YPR is another way of showing production aside from just total yardage or touchdowns, and seems to be something the Packers value.

So if Green Bay is looking for receivers 5’10.7” or taller, 187 lbs or heavier, with at least 13.5 YPR in college, at least one season of 800-plus yards and six touchdowns (a sliding scale will be used for touchdowns, i.e. if they had more yards, the touchdown number can be lower), what are their options in the 2025 class?

The qualified players who are currently projected to be drafted according to the consensus big board are:

  • Elic Ayomanor – Stanford
  • Jack Bech – TCU
  • Ja’Corey Brooks – Louisville
  • Pat Bryant – Illinois
  • Emeka Egbuka – Ohio State
  • Matthew Golden – Texas
  • Tre Harris – Ole Miss
  • Jayden Higgins – Iowa State
  • Tory Horton – Colorado State
  • Kobe Hudson – UCF
  • Kyren Lacy – LSU
  • Tetairoa McMillan – Arizona
  • Nick Nash – San Jose State
  • Jalen Royals – Utah State
  • Ricky White – UNLV

Spoiler alert: McMillan is not making it anywhere near the Packers, and is probably getting picked in the top 10. That leaves 14 of the 15 names above as the probable shortlist for Green Bay’s receiver options in the 2025 draft.

If the Packers care about arm length, which they might, given all of the non-slot receivers they have drafted have at least 31 ⅞” arms, which is pretty long, that would mean Bech, Bryant and Royals are out, as they already had their arms measured at the Senior Bowl and were smaller than that.
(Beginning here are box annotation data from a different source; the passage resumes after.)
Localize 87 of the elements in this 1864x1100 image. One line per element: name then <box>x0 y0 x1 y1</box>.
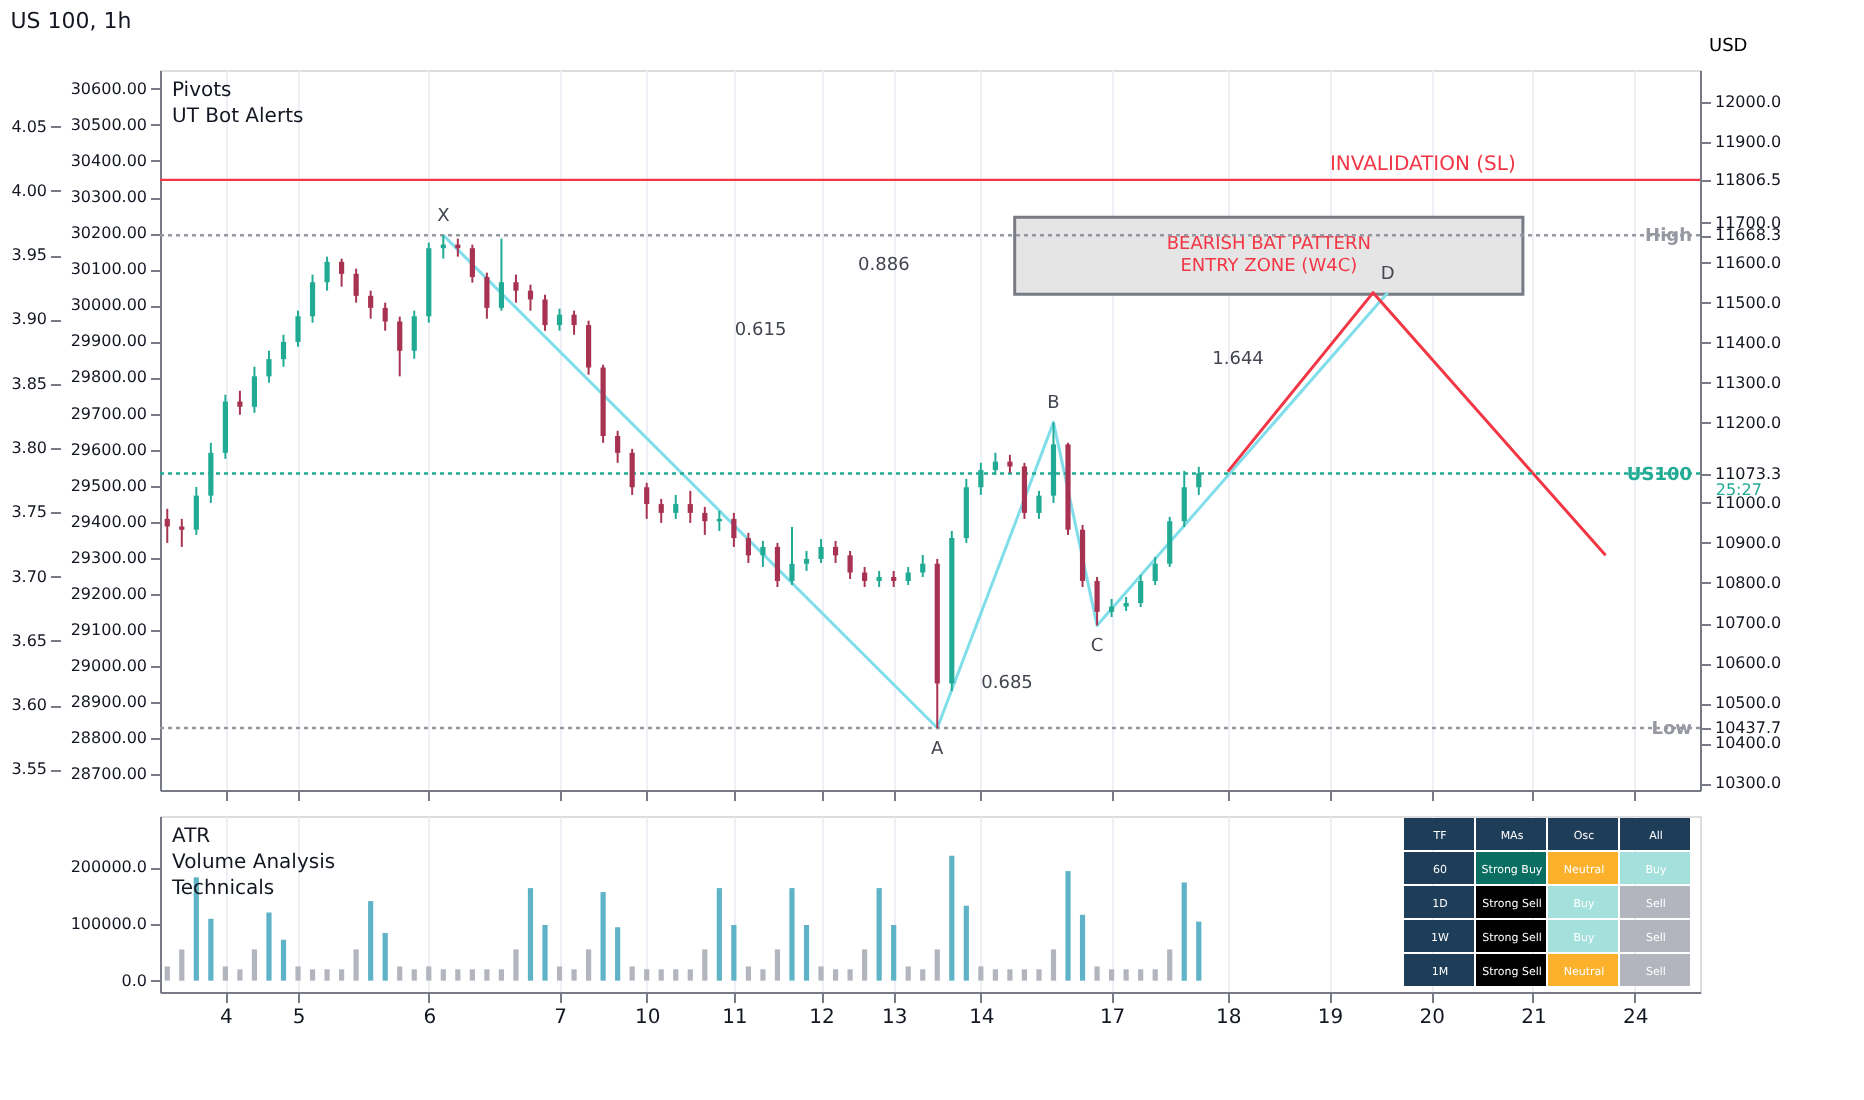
annotation: 1.644 <box>1212 350 1265 370</box>
x-tick-label: 19 <box>1317 1007 1344 1029</box>
y-tick-label: 200000.0 <box>70 858 147 877</box>
y2-tick-label: 30000.00 <box>70 296 147 315</box>
y2-tick-label: 29900.00 <box>70 332 147 351</box>
y-tick-label: 10437.7 <box>1715 719 1782 738</box>
y2-tick-label: 29600.00 <box>70 440 147 459</box>
y2-tick-label: 30200.00 <box>70 224 147 243</box>
y3-tick-label: 3.75 <box>11 503 47 522</box>
y-tick-label: 11600.0 <box>1715 253 1782 272</box>
y3-tick-label: 3.80 <box>11 439 47 457</box>
x-tick-label: 17 <box>1099 1007 1126 1029</box>
ref-line-label: INVALIDATION (SL) <box>1329 153 1516 176</box>
data-label: D <box>1380 264 1395 285</box>
x-tick-label: 10 <box>634 1007 661 1029</box>
band-label: BEARISH BAT PATTERN ENTRY ZONE (W4C) <box>1166 235 1371 278</box>
y2-tick-label: 29800.00 <box>70 368 147 387</box>
y-tick-label: 11500.0 <box>1715 293 1782 312</box>
chart-title: US 100, 1h <box>10 8 132 34</box>
y-tick-label: 11700.0 <box>1715 213 1782 232</box>
y-tick-label: 11668.3 <box>1715 226 1782 245</box>
annotation: Volume Analysis <box>172 852 336 874</box>
annotation: Pivots <box>172 80 232 102</box>
x-tick-label: 21 <box>1521 1007 1547 1029</box>
y2-tick-label: 30500.00 <box>70 115 147 134</box>
y2-tick-label: 28700.00 <box>70 765 147 784</box>
y2-tick-label: 28800.00 <box>70 729 147 748</box>
data-label: X <box>437 207 450 228</box>
data-label: C <box>1090 637 1104 658</box>
x-tick-label: 14 <box>969 1007 995 1029</box>
y-tick-label: 10500.0 <box>1715 694 1782 713</box>
y-tick-label: 10600.0 <box>1715 654 1782 673</box>
y3-tick-label: 3.70 <box>11 567 47 586</box>
y2-tick-label: 29400.00 <box>70 512 147 531</box>
y-tick-label: 11400.0 <box>1715 333 1782 352</box>
x-tick-label: 20 <box>1419 1007 1445 1029</box>
y-tick-label: 12000.0 <box>1715 93 1782 112</box>
annotation: 0.886 <box>858 256 911 277</box>
y3-tick-label: 3.95 <box>11 246 47 265</box>
y2-tick-label: 29500.00 <box>70 476 147 495</box>
x-tick-label: 13 <box>881 1007 908 1029</box>
y2-tick-label: 30100.00 <box>70 260 147 279</box>
y3-tick-label: 3.55 <box>11 760 47 779</box>
x-tick-label: 11 <box>722 1007 748 1029</box>
x-tick-label: 7 <box>554 1007 567 1029</box>
y3-tick-label: 3.60 <box>11 696 47 715</box>
y3-tick-label: 4.00 <box>11 181 47 200</box>
y-tick-label: 10700.0 <box>1715 614 1782 633</box>
y-axis-title: USD <box>1709 37 1748 57</box>
y2-tick-label: 30400.00 <box>70 151 147 170</box>
ref-line-label: US100 <box>1626 465 1692 486</box>
data-label: A <box>931 740 946 761</box>
y-tick-label: 11806.5 <box>1715 170 1782 189</box>
annotation: 0.615 <box>734 321 787 342</box>
annotation: 0.685 <box>981 674 1033 694</box>
x-tick-label: 24 <box>1622 1007 1649 1029</box>
y2-tick-label: 30600.00 <box>70 79 147 98</box>
y2-tick-label: 29100.00 <box>70 621 147 640</box>
data-label: B <box>1047 394 1060 415</box>
y3-tick-label: 3.90 <box>11 310 47 329</box>
x-tick-label: 4 <box>220 1007 233 1029</box>
y3-tick-label: 3.65 <box>11 631 47 650</box>
y-tick-label: 100000.0 <box>70 914 147 933</box>
y-tick-label: 10400.0 <box>1715 734 1782 753</box>
y2-tick-label: 29200.00 <box>70 585 147 604</box>
y3-tick-label: 3.85 <box>11 374 47 393</box>
y3-tick-label: 4.05 <box>11 117 47 136</box>
y-tick-label: 11073.3 <box>1715 464 1782 483</box>
y-tick-label: 11300.0 <box>1715 373 1782 392</box>
y-tick-label: 0.0 <box>121 971 147 990</box>
x-tick-label: 18 <box>1216 1007 1242 1029</box>
y-tick-label: 11200.0 <box>1715 413 1782 432</box>
y-tick-label: 10900.0 <box>1715 533 1782 552</box>
x-tick-label: 6 <box>423 1007 437 1029</box>
annotation: ATR <box>172 826 211 848</box>
y2-tick-label: 30300.00 <box>70 188 147 207</box>
x-tick-label: 5 <box>292 1007 306 1029</box>
x-tick-label: 12 <box>809 1007 835 1029</box>
y-tick-label: 10800.0 <box>1715 573 1782 592</box>
y-tick-label: 11900.0 <box>1715 133 1782 152</box>
y-tick-label: 11000.0 <box>1715 493 1782 512</box>
y2-tick-label: 29700.00 <box>70 404 147 423</box>
y-tick-label: 10300.0 <box>1715 774 1782 793</box>
y2-tick-label: 28900.00 <box>70 693 147 712</box>
y2-tick-label: 29000.00 <box>70 657 147 676</box>
annotation: UT Bot Alerts <box>172 106 304 128</box>
y2-tick-label: 29300.00 <box>70 548 147 567</box>
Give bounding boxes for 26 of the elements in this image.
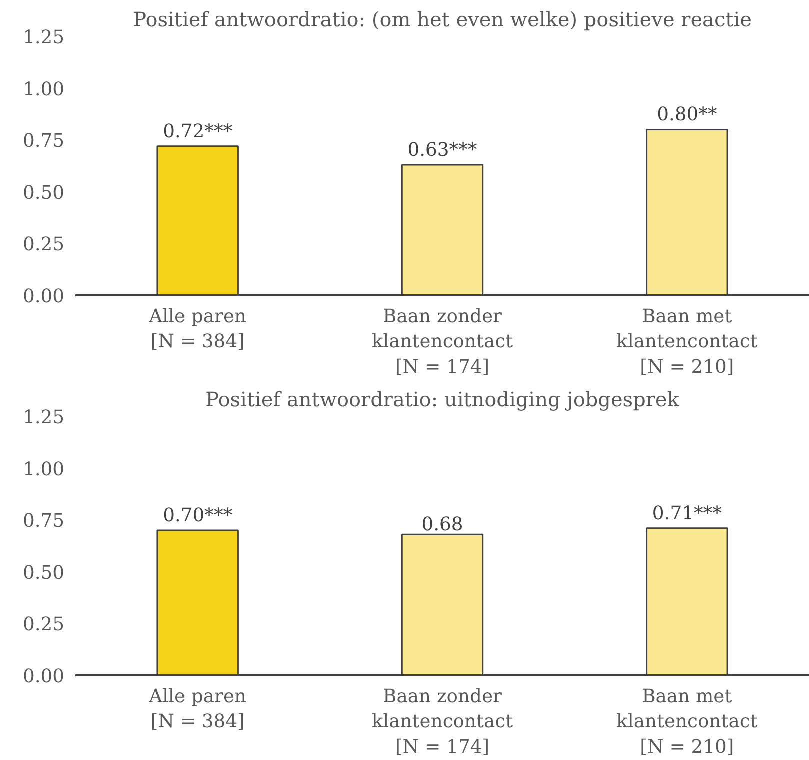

The list will likely get pared down even further once athletic testing information is obtained via the combine and pro days, but it’s a healthy, talented list right now. Seven of the players listed are currently ranked between 24th and 79th overall on the consensus big board.

With the Packers holding the 23rd, 55th and 87th picks in the 2025 draft, they should have a good opportunity to upgrade the wide receiver position in the first two days if they feel it necessary and the value is right.